A decorated Army chaplain at Fort Bragg in North Carolina could face a possible court martial and even military prison after he explained to a soldier he could not conduct a marriage retreat that included same-sex couples because of his religious beliefs, his attorneys allege.
An Army investigator under the command of Major General Kurt Sonntag recommended that Chaplain Scott Squires be found guilty of “dereliction of duty” for taking three business days to reschedule the “Strong Bonds” marriage retreat he was prohibited from facilitating.
Squires, who was officially accused of discrimination, is endorsed by the Southern Baptist Convention’s North American Mission Board (NAMB).
According to NAMB policy, chaplains are prohibited from conducting “Strong Bonds” events for same-sex couples. The policy clearly states “endorsed chaplains will not conduct or attend a wedding ceremony for any same-sex couple, bless such a union or perform counseling in support of such a union…nor offer any kind of relationship training or retreat, on or off a military installation.”
When Squires realized he could not participate in the “Strong Bonds” event, he rescheduled the conference to accommodate a lesbian couple with a chaplain who could oversee the retreat. However, the same-sex couple chose not to attend.
Had Squires participated in the marriage retreat he would have risked losing his endorsement by the Southern Baptists. Likewise, the Army requires its chaplains to adhere to their endorsers’ rules and religious tenets.
“I simply did what I’m required to do under Army regulations and my endorser’s rules,” Chaplain Squires said. “I am shocked that I would even be investigated, let alone threatened with punishment, for following the rules.”

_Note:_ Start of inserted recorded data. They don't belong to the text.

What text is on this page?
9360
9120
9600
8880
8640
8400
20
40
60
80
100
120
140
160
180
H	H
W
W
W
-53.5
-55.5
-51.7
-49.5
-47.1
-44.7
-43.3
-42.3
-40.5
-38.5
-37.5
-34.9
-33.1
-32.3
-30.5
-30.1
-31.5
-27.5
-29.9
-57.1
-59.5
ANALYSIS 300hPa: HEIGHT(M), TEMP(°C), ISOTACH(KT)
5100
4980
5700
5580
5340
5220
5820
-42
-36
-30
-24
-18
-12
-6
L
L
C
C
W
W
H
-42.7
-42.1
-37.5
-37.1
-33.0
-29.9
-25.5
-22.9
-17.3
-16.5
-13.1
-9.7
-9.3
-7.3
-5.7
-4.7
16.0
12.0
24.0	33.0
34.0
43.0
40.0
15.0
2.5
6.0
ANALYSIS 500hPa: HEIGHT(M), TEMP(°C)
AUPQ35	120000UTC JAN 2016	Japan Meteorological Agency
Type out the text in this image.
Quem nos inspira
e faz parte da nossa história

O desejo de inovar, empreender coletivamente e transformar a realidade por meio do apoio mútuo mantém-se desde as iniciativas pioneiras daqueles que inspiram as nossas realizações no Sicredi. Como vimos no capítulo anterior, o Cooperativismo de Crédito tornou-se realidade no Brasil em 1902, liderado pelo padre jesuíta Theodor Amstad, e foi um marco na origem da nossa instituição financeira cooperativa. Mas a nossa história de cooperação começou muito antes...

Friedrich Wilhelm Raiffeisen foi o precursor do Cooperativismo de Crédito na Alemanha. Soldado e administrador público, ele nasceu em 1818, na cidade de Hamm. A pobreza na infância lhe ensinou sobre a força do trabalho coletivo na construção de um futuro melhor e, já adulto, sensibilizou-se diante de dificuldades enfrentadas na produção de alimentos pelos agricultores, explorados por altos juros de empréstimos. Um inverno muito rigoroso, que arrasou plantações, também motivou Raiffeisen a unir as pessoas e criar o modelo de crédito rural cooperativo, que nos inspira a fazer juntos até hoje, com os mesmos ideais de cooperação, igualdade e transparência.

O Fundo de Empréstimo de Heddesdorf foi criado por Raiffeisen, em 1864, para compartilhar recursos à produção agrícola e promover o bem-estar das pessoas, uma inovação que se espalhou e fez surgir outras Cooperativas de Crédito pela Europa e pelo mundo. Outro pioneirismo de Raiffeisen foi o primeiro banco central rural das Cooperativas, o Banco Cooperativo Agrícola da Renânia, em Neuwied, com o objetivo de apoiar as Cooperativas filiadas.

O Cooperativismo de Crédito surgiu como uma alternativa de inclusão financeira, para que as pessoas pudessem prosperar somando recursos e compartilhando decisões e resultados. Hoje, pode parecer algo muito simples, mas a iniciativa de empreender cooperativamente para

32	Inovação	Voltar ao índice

The Army investigator determined that while Chaplain Squires is protected by the “shield of the 1st Amendment from being compelled to act in violation of his religious rules and beliefs” – there are limitations.
“The ‘shield’ that is afforded to CH Squires does not permit CH Squires, or any Soldier, to use the ‘shield’ as a ‘sword’ to cut off the rights of another,” the investigator determined.
The investigator noted that the soldier’s sexual orientation is a protected status that is prohibited from being used to preclude her from benefits, such as Army programs, to which she is otherwise entitled.
The investigator’s findings and recommendations clearly violate the 2013 National Defense Authorization Act.
That policy states in part “no member of the Armed Forces may require a chaplain to perform any rite, ritual or ceremony that is contrary to the conscience, moral principles or religious beliefs of the chaplain.”
“The United States Army, acting under the command of Major General Sonntag, is threatening to punish one of its chaplains because he followed the rules,” First Liberty Institute Mike Berry told me. “The Army, or Congress, must hold Major General Sonntag accountable for allowing this aggressive anti-religious hostility against its military chaplains to occur under his command.”
First Liberty Institute, one of the nation’s most prominent religious liberty law firms is representing Squires as well as Chaplain Assistant Kacie Griffin.
Griffin, too, is facing a dereliction of duty charge because she did not immediately sign up the same-sex couple for the retreat.
Berry told me federal law and Army policy both make clear that chaplains must remain faithful to the tenets of their faith.
“Major General Sonntag must immediately reject this investigation, if any chaplain under his command is to have the confidence that he or she will be protected when following military policy,” Berry says. “No chaplain should face the specter of a court martial and military prison for following the rules of their faith and the Army.”
Even more peculiar is the language used by the Army investigator — specifically the use of the words shield and sword.
In 2015 People For the American Way published an article titled, “Religious Liberty: Shield or Sword.”
And in 2016 the former interim director of the Secular Coalition for America co-authored an article titled, “Religious Liberty is a Shield and Not a Sword.”
“There is a substantial likelihood that (the investigator) manifests an impermissible hostility towards religion – conservative Christianity in particular, perhaps – that has no place in the United States Army,” Berry said.
Even more puzzling is the behavior of the same-sex couple. If they were so determined to attend the marriage retreat – why didn’t they attend?